So, as far as I can remember I haven’t bought anything new except consumables (food, drink, toiletries) but I haven’t really succeeded in cutting down unnecessary consumption either.
Yesterday I bought a dress, even though I have more dresses than I have friends, just because, well, I don’t have a vintage safari dress and it was $5. And I would probably have got more if they’d fit me (heads up, if you’re size 8-10, there’s two fabulous ball gowns at Lost & Found Market on Smith Street, for $10 each — one is strapless with a black velvet bodice and magenta taffeta trim and skirt, the other is long-sleeved, off-the-shoulder black velvet). My darling friend also bought me the killerest shoes when on holiday, which are no less an extravagance for being second-hand.
I agree with what Felix said about op shops operating as a pressure valve for any guilt we feel about new purchases. Op shops don’t represent, and have never represented, a closed cycle — the majority of goods sold are second-hand only, donated by their first owner, and in terms of clothing, usually only a few years old. Even if I never buy anything new, I usually only buy things that are effectively new — no holes or stains, not too faded or worn. (A princess aesthetic is less suited to this project than a punk’s, I think.) And though I take pretty good care of my things (I am still wearing a dress I had my Confirmation in, twelve years and many ideologies ago), I have to acknowledge that the things I donate to op shops tend to be in poorer condition than the things I purchase from them, if only slightly.
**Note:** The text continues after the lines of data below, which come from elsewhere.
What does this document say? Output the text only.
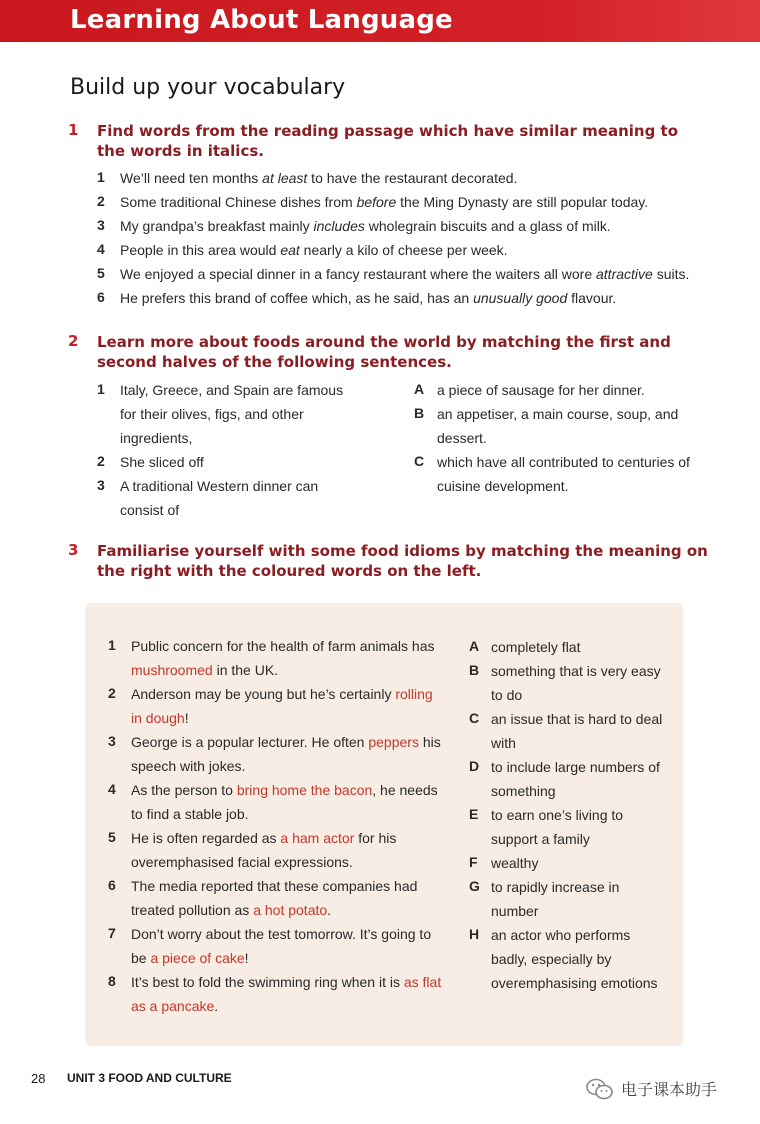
Learning About Language
Build up your vocabulary
1 Find words from the reading passage which have similar meaning to the words in italics.
1 We’ll need ten months at least to have the restaurant decorated.
2 Some traditional Chinese dishes from before the Ming Dynasty are still popular today.
3 My grandpa’s breakfast mainly includes wholegrain biscuits and a glass of milk.
4 People in this area would eat nearly a kilo of cheese per week.
5 We enjoyed a special dinner in a fancy restaurant where the waiters all wore attractive suits.
6 He prefers this brand of coffee which, as he said, has an unusually good flavour.
2 Learn more about foods around the world by matching the first and second halves of the following sentences.
1 Italy, Greece, and Spain are famous
for their olives, figs, and other
ingredients,
2 She sliced off
3 A traditional Western dinner can
consist of
A a piece of sausage for her dinner.
B an appetiser, a main course, soup, and
dessert.
C which have all contributed to centuries of
cuisine development.
3 Familiarise yourself with some food idioms by matching the meaning on the right with the coloured words on the left.
1 Public concern for the health of farm animals has
mushroomed in the UK.
2 Anderson may be young but he’s certainly rolling
in dough!
3 George is a popular lecturer. He often peppers his
speech with jokes.
4 As the person to bring home the bacon, he needs
to find a stable job.
5 He is often regarded as a ham actor for his
overemphasised facial expressions.
6 The media reported that these companies had
treated pollution as a hot potato.
7 Don’t worry about the test tomorrow. It’s going to
be a piece of cake!
8 It’s best to fold the swimming ring when it is as flat
as a pancake.
A completely flat
B something that is very easy
to do
C an issue that is hard to deal
with
D to include large numbers of
something
E to earn one’s living to
support a family
F wealthy
G to rapidly increase in
number
H an actor who performs
badly, especially by
overemphasising emotions
28 UNIT 3 FOOD AND CULTURE
电子课本助手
Op shops actually justify fast fashion, in many ways — though op shops have much more trouble selling last season’s chain-store threads compared to anything that can be classed “vintage” — because just the motion of tossing something that’s nearly new into the garbage might be enough to make us think more about our consumption. Putting your unwanted things into a donation bag instead of the bin gives away the responsibility for waste — in many cases, simply to the op shop staff, who throw out unmarketable items. Like any recycling system, op shops depend on the uptake of post-consumer waste, but (like most recycling systems), far more people contribute to the input than purchase the outputs.
My and Felix’s relationships to clothes make for an interesting comparison. I probably have ten times more clothes than ey does. The average length of time we’ve had each item is probably similar — I acquire new things all the time, but Felix doesn’t have anything old. I can’t remember the last time I wore through something, though Felix’s clothes are always falling to pieces. This is mostly because any one piece in my wardrobe is on such low rotation, but I think I do take better care of my things too. I polish my shoes, hem my trousers, replace buttons, and have shoes resoled (only in China though because here it costs more than my shoes ever do). But once things start to look ratty, I don’t wear them so much — I am aware that my style is less suited to environmental consciousness than others. And I don’t accept that it’s simply a style, a preference; I don’t accept depoliticising aesthetics in that way. I prefer to present myself in a way that is associated with higher class, greater wealth, and which requires more resources — regardless of the direct financial cost, I like to look expensive. I think that’s a problem.
The concept of style is clumsy when applied to what one wears: Arguably, designers have style, but a consumer’s aesthetics are more appropriately called taste. And taste is never quite individual. This is especially apparent when talking about taste in people, particularly lovers — I think everyone could quite easily critique what they find sexy, for example, by reference to popular constructions of sexiness. And it’s probably quite obvious that a taste for, say, the classic quilted Chanel handbag with the chain shoulder strap is not purely aesthetic (especially this season). But alternative tastes are equally situated within an aesthetic culture. This isn’t to say that your tastes aren’t genuine. I have never believed that knowing why you love what you love diminishes it. But I don’t think it’s possible to draw a line between one’s aesthetics and the status we try to achieve through our consumer identities. Less I shop therefore I am than you are what you buy. And I think this still goes for things you don’t pay for.
I really want this project to be something other than the ultimate in rebellious consumption for counter-cultural status, but I don’t have high hopes. I think there are still some choices that aren’t consumer choices, but late capitalism is constantly compressing that space.